Vebrekotuzumab ± Anti-PD-1 in Pretreated Advanced ESCC

Inclusion Criteria16

• Willing to voluntarily sign the informed consent form and comply with the protocol requirements.
• Age ≥18 years on the day of signing the informed consent form, regardless of gender.
• Life expectancy ≥12 weeks.
• Patients with histologically confirmed advanced recurrent or metastatic esophageal squamous cell carcinoma (ESCC) and immunohistochemistry (IHC) confirmed positive epidermal growth factor receptor (EGFR) expression (IHC 1+, 2+, or 3+).
• Have experienced disease progression or intolerability after receiving at least one prior line of systemic therapy, which must have included an immune checkpoint inhibitor (e.g., anti-PD-1/PD-L1 antibody).
• The patient must be able to provide a tumor tissue sample (paraffin block, paraffin-embedded sections, or fresh tissue sections) from the primary or metastatic site for pathological testing. Archived tumor tissue from the most recent treatment should be used.
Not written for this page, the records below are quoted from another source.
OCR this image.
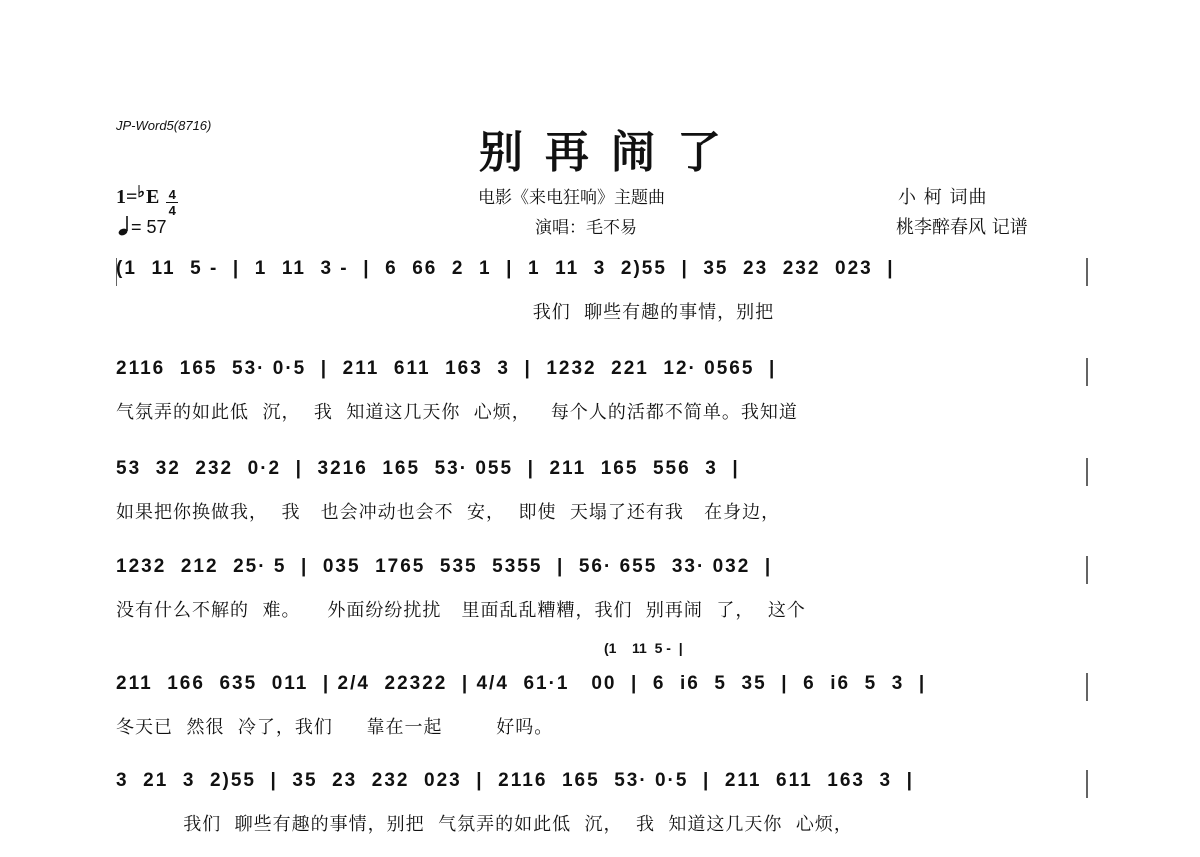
JP-Word5(8716)
别再闹了
$1=^♭E \frac{4}{4}$
= 57
电影《来电狂响》主题曲
演唱：毛不易
小 柯 词曲
桃李醉春风 记谱
(1  11  5 -  |  1  11  3 -  |  6  66  2  1  |  1  11  3  2)55  |  35  23  232  023  |
我们  聊些有趣的事情，别把
2116  165  53· 0·5  |  211  611  163  3  |  1232  221  12· 0565  |
气氛弄的如此低  沉，  我  知道这几天你  心烦，   每个人的活都不简单。我知道
53  32  232  0·2  |  3216  165  53· 055  |  211  165  556  3  |
如果把你换做我，  我   也会冲动也会不  安，  即使  天塌了还有我   在身边，
1232  212  25· 5  |  035  1765  535  5355  |  56· 655  33· 032  |
没有什么不解的  难。    外面纷纷扰扰   里面乱乱糟糟，我们  别再闹  了，  这个
(1    11  5 -  |
211  166  635  011  | 2/4  22322  | 4/4  61·1   00  |  6  i6  5  35  |  6  i6  5  3  |
冬天已  然很  冷了，我们     靠在一起        好吗。
3  21  3  2)55  |  35  23  232  023  |  2116  165  53· 0·5  |  211  611  163  3  |
我们  聊些有趣的事情，别把  气氛弄的如此低  沉，  我  知道这几天你  心烦，
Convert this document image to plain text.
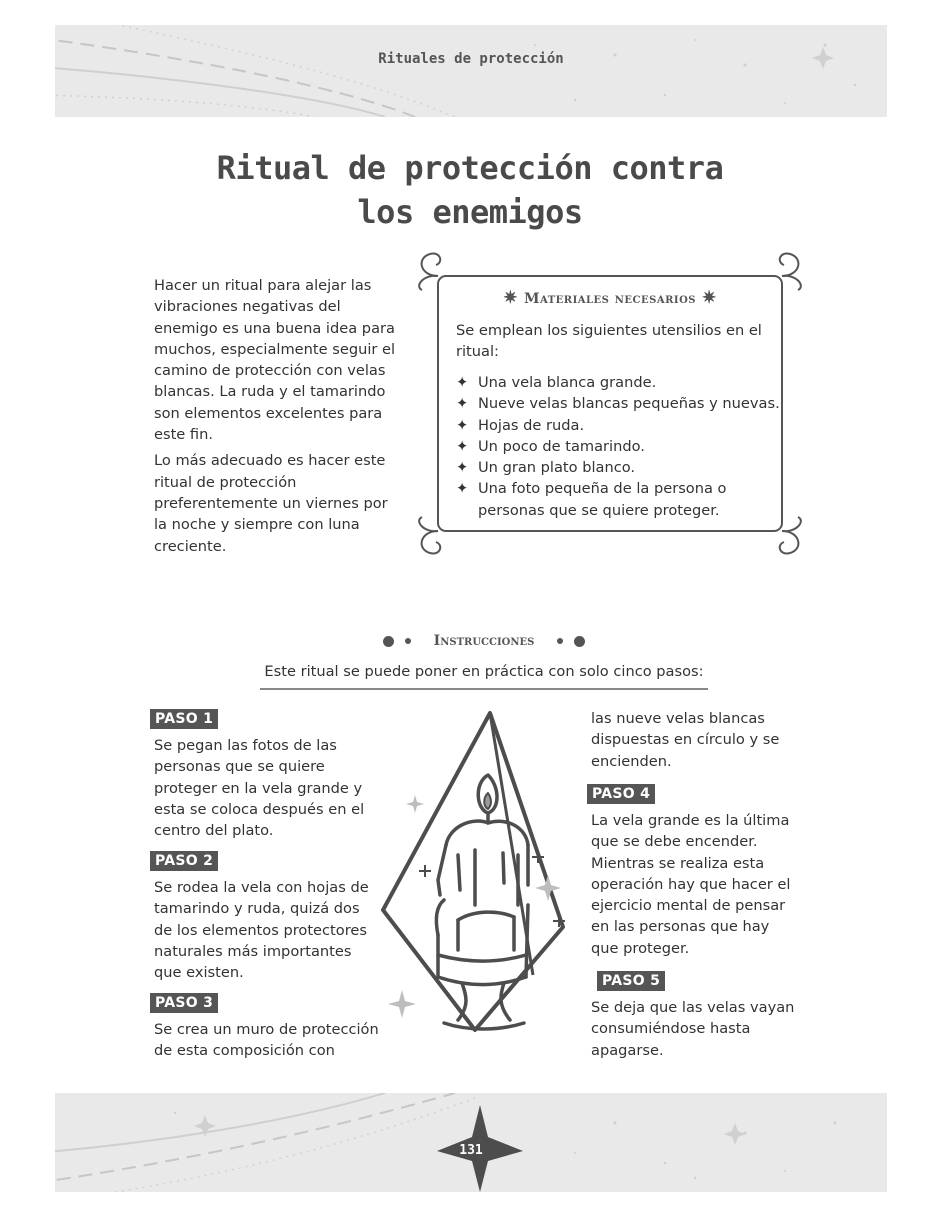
Rituales de protección
Ritual de protección contra
los enemigos

Hacer un ritual para alejar las vibraciones negativas del enemigo es una buena idea para muchos, especialmente seguir el camino de protección con velas blancas. La ruda y el tamarindo son elementos excelentes para este fin.

Lo más adecuado es hacer este ritual de protección preferentemente un viernes por la noche y siempre con luna creciente.

✷ Materiales necesarios ✷
Se emplean los siguientes utensilios en el ritual:
✦ Una vela blanca grande.
✦ Nueve velas blancas pequeñas y nuevas.
✦ Hojas de ruda.
✦ Un poco de tamarindo.
✦ Un gran plato blanco.
✦ Una foto pequeña de la persona o personas que se quiere proteger.
Instrucciones
Este ritual se puede poner en práctica con solo cinco pasos:
PASO 1

Se pegan las fotos de las personas que se quiere proteger en la vela grande y esta se coloca después en el centro del plato.

PASO 2

Se rodea la vela con hojas de tamarindo y ruda, quizá dos de los elementos protectores naturales más importantes que existen.

PASO 3

Se crea un muro de protección de esta composición con

las nueve velas blancas dispuestas en círculo y se encienden.

PASO 4

La vela grande es la última que se debe encender. Mientras se realiza esta operación hay que hacer el ejercicio mental de pensar en las personas que hay que proteger.

PASO 5

Se deja que las velas vayan consumiéndose hasta apagarse.

131
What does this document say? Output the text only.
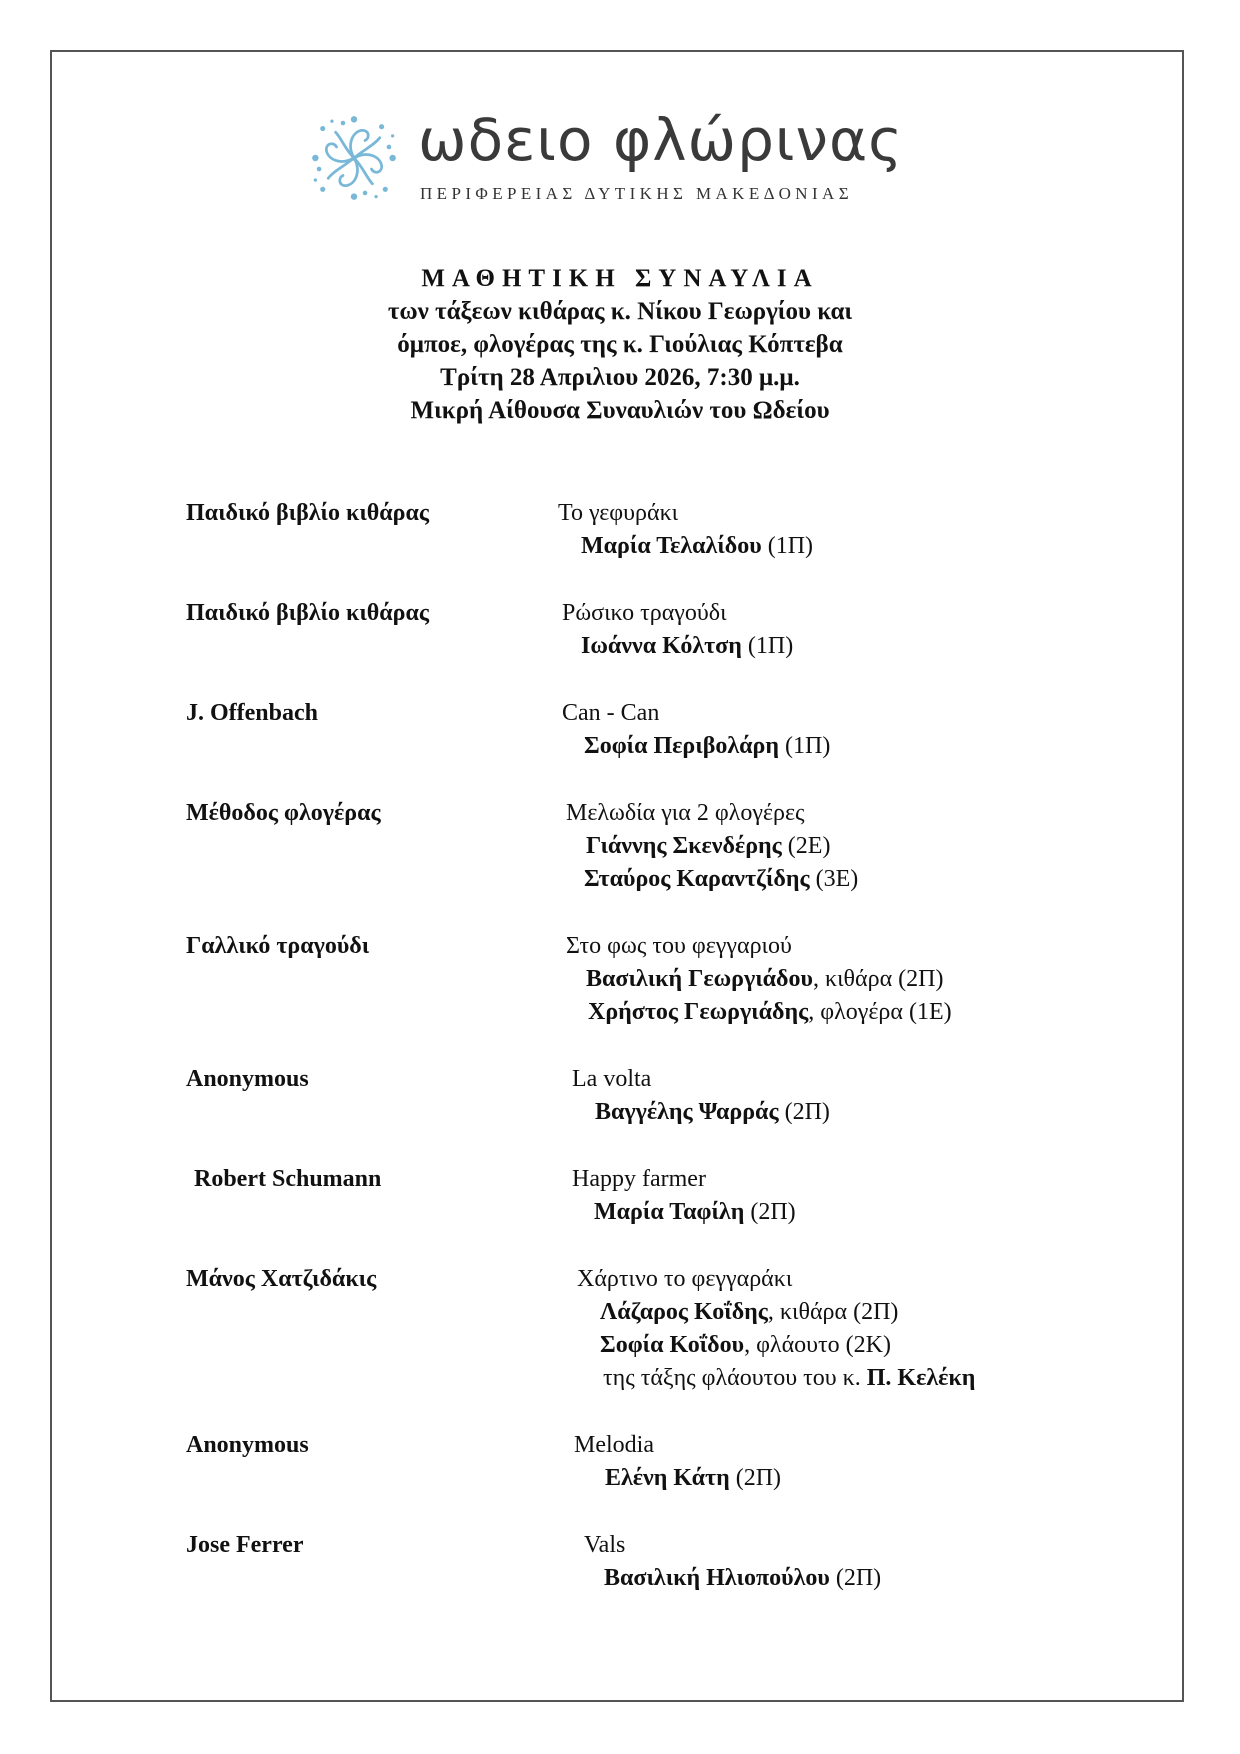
ωδειο φλώρινας
ΠΕΡΙΦΕΡΕΙΑΣ ΔΥΤΙΚΗΣ ΜΑΚΕΔΟΝΙΑΣ
ΜΑΘΗΤΙΚΗ ΣΥΝΑΥΛΙΑ
των τάξεων κιθάρας κ. Νίκου Γεωργίου και
όμποε, φλογέρας της κ. Γιούλιας Κόπτεβα
Τρίτη 28 Απριλιου 2026, 7:30 μ.μ.
Μικρή Αίθουσα Συναυλιών του Ωδείου
Παιδικό βιβλίο κιθάρας	Το γεφυράκι
Μαρία Τελαλίδου (1Π)
Παιδικό βιβλίο κιθάρας	Ρώσικο τραγούδι
Ιωάννα Κόλτση (1Π)
J. Offenbach	Can - Can
Σοφία Περιβολάρη (1Π)
Μέθοδος φλογέρας	Μελωδία για 2 φλογέρες
Γιάννης Σκενδέρης (2Ε)
Σταύρος Καραντζίδης (3Ε)
Γαλλικό τραγούδι	Στο φως του φεγγαριού
Βασιλική Γεωργιάδου, κιθάρα (2Π)
Χρήστος Γεωργιάδης, φλογέρα (1Ε)
Anonymous	La volta
Βαγγέλης Ψαρράς (2Π)
Robert Schumann	Happy farmer
Μαρία Ταφίλη (2Π)
Μάνος Χατζιδάκις	Χάρτινο το φεγγαράκι
Λάζαρος Κοΐδης, κιθάρα (2Π)
Σοφία Κοΐδου, φλάουτο (2Κ)
της τάξης φλάουτου του κ. Π. Κελέκη
Anonymous	Melodia
Ελένη Κάτη (2Π)
Jose Ferrer	Vals
Βασιλική Ηλιοπούλου (2Π)
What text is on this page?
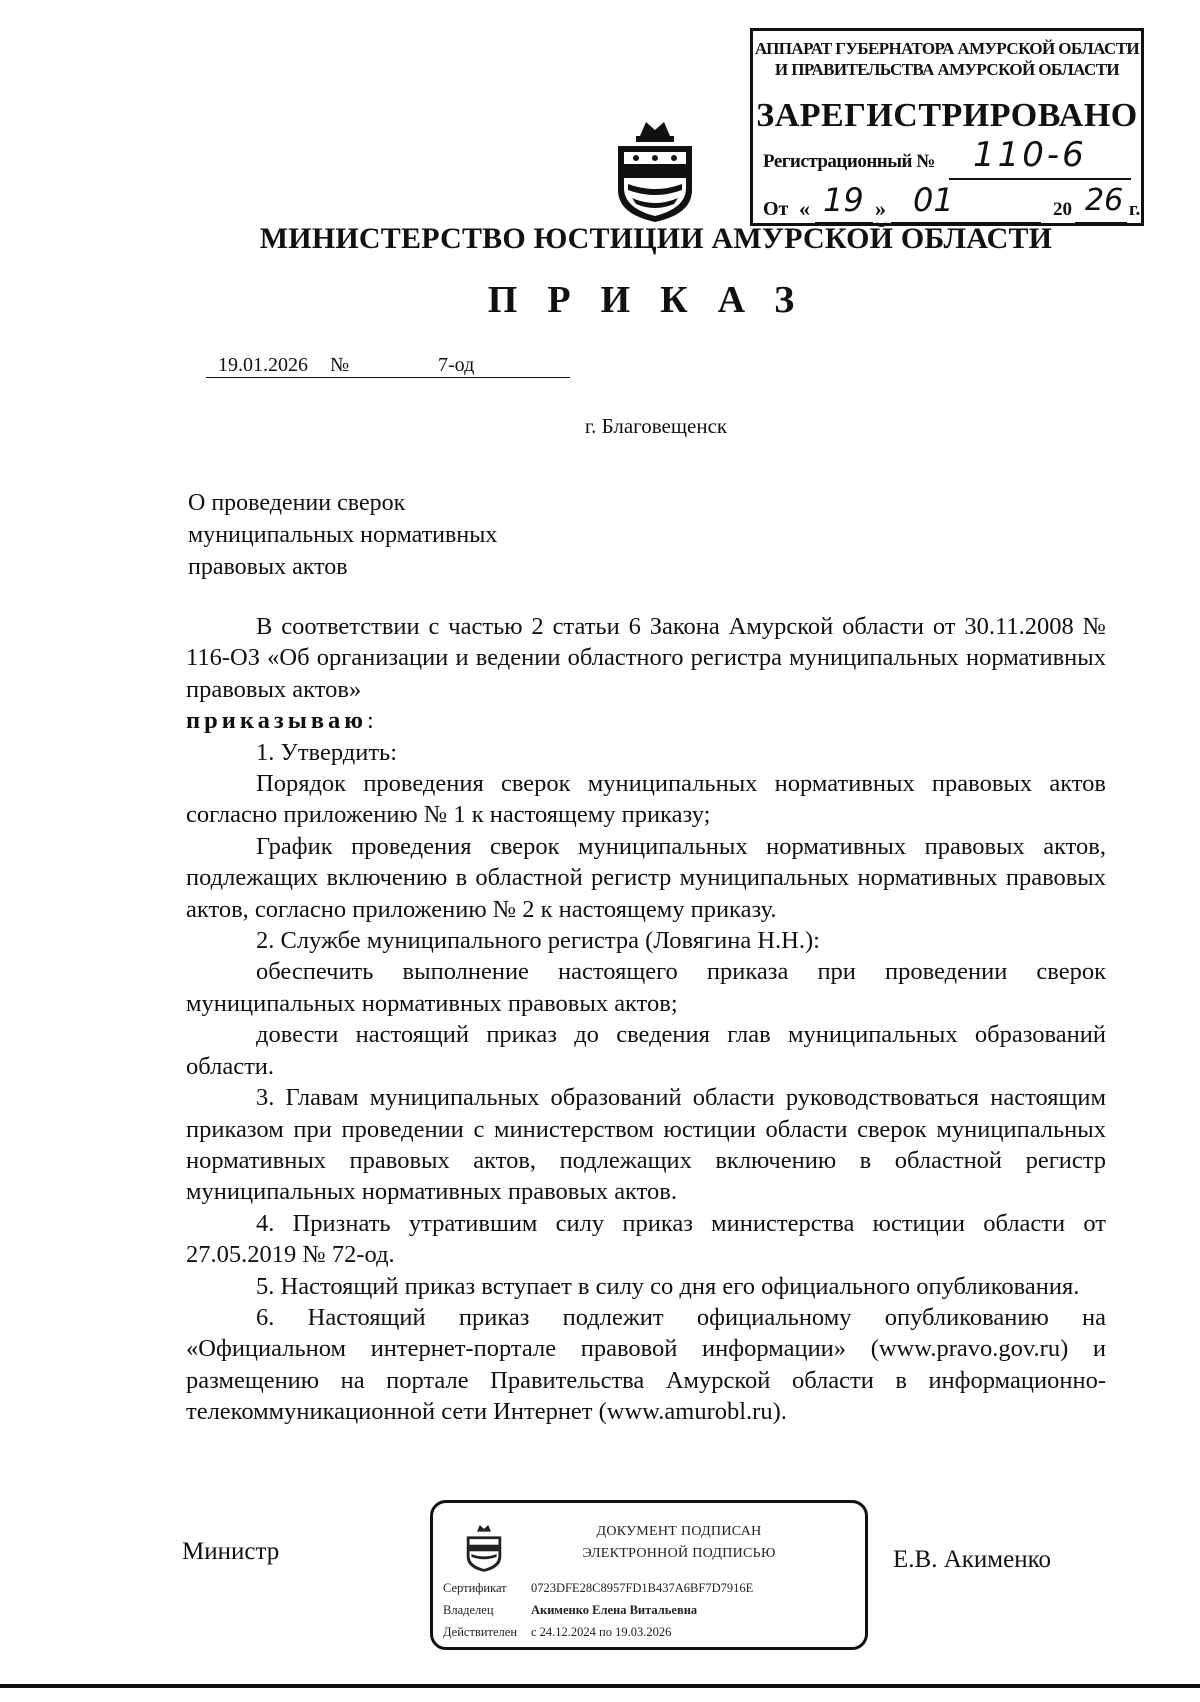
АППАРАТ ГУБЕРНАТОРА АМУРСКОЙ ОБЛАСТИ
И ПРАВИТЕЛЬСТВА АМУРСКОЙ ОБЛАСТИ
ЗАРЕГИСТРИРОВАНО
Регистрационный № 110-6
От « 19 » 01	20 26 г.
МИНИСТЕРСТВО ЮСТИЦИИ АМУРСКОЙ ОБЛАСТИ
ПРИКАЗ
19.01.2026 №	7-од
г. Благовещенск
О проведении сверок
муниципальных нормативных
правовых актов

В соответствии с частью 2 статьи 6 Закона Амурской области от 30.11.2008 № 116-ОЗ «Об организации и ведении областного регистра муниципальных нормативных правовых актов»

приказываю:

1. Утвердить:

Порядок проведения сверок муниципальных нормативных правовых актов согласно приложению № 1 к настоящему приказу;

График проведения сверок муниципальных нормативных правовых актов, подлежащих включению в областной регистр муниципальных нормативных правовых актов, согласно приложению № 2 к настоящему приказу.

2. Службе муниципального регистра (Ловягина Н.Н.):

обеспечить выполнение настоящего приказа при проведении сверок муниципальных нормативных правовых актов;

довести настоящий приказ до сведения глав муниципальных образований области.

3. Главам муниципальных образований области руководствоваться настоящим приказом при проведении с министерством юстиции области сверок муниципальных нормативных правовых актов, подлежащих включению в областной регистр муниципальных нормативных правовых актов.

4. Признать утратившим силу приказ министерства юстиции области от 27.05.2019 № 72-од.

5. Настоящий приказ вступает в силу со дня его официального опубликования.

6. Настоящий приказ подлежит официальному опубликованию на «Официальном интернет-портале правовой информации» (www.pravo.gov.ru) и размещению на портале Правительства Амурской области в информационно-телекоммуникационной сети Интернет (www.amurobl.ru).

Министр	Е.В. Акименко
ДОКУМЕНТ ПОДПИСАН
ЭЛЕКТРОННОЙ ПОДПИСЬЮ
Сертификат 0723DFE28C8957FD1B437A6BF7D7916E
Владелец	Акименко Елена Витальевна
Действителен с 24.12.2024 по 19.03.2026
If archived tissue is unavailable, a new biopsy must be performed.
• Must have radiographic evidence of disease progression confirmed by the investigator during or after the last treatment regimen. At baseline, there must be at least one measurable extracranial lesion per RECIST 1.1 criteria (longest diameter ≥10 mm on CT scan, or for lymph nodes, short axis ≥15 mm). The measurable lesion should not have been previously irradiated, unless it is within a prior radiation field or was previously treated locally and has documented progression.
• All adverse events (AEs) from prior anti-tumor therapy have resolved to ≤ Grade 1 per the National Cancer Institute Common Terminology Criteria for Adverse Events (NCI CTCAE) Version 5.0 (except for alopecia, non-clinically significant or asymptomatic laboratory abnormalities).
• Eastern Cooperative Oncology Group (ECOG) Performance Status of 0 or 1 within 7 days prior to the first dose.
• No serious cardiac dysfunction, with left ventricular ejection fraction (LVEF) ≥50% confirmed by echocardiography or MUGA scan within 28 days prior to the first dose.
• Adequate organ function within 7 days prior to the first dose, as defined by:
• Bone marrow: Absolute neutrophil count (ANC) ≥1.5 × 10⁹/L; platelet count ≥100 × 10⁹/L; hemoglobin ≥90 g/L. Patient must not have received any blood transfusion or blood component therapy within 14 days prior to the first dose, nor any biologic response modifiers (e.g., G-CSF, erythropoietin) within 7 days prior to the first dose.
• Liver: For patients without liver metastases: total bilirubin (TBIL) ≤1.5 × upper limit of normal (ULN); alanine aminotransferase (ALT) and aspartate aminotransferase (AST) ≤2.5 × ULN. For patients with liver metastases: TBIL ≤1.5 × ULN; ALT and AST ≤5 × ULN.
• Kidney: Serum creatinine (Cr) ≤1.5 × ULN, or calculated creatinine clearance (Cockcroft-Gault formula) ≥50 mL/min.
• Coagulation: International normalized ratio (INR) ≤1.5 × ULN and activated partial thromboplastin time (aPTT) ≤1.5 × ULN (unless the patient is receiving therapeutic anticoagulation).
• Male patients with reproductive potential and female patients of childbearing potential must be willing to use effective contraception from signing the ICF until 6 months after the last dose of the study drug. Women of childbearing potential include premenopausal women and women within 2 years of menopause onset. A negative serum pregnancy test result must be confirmed for women of childbearing potential within ≤7 days prior to the first study drug dose.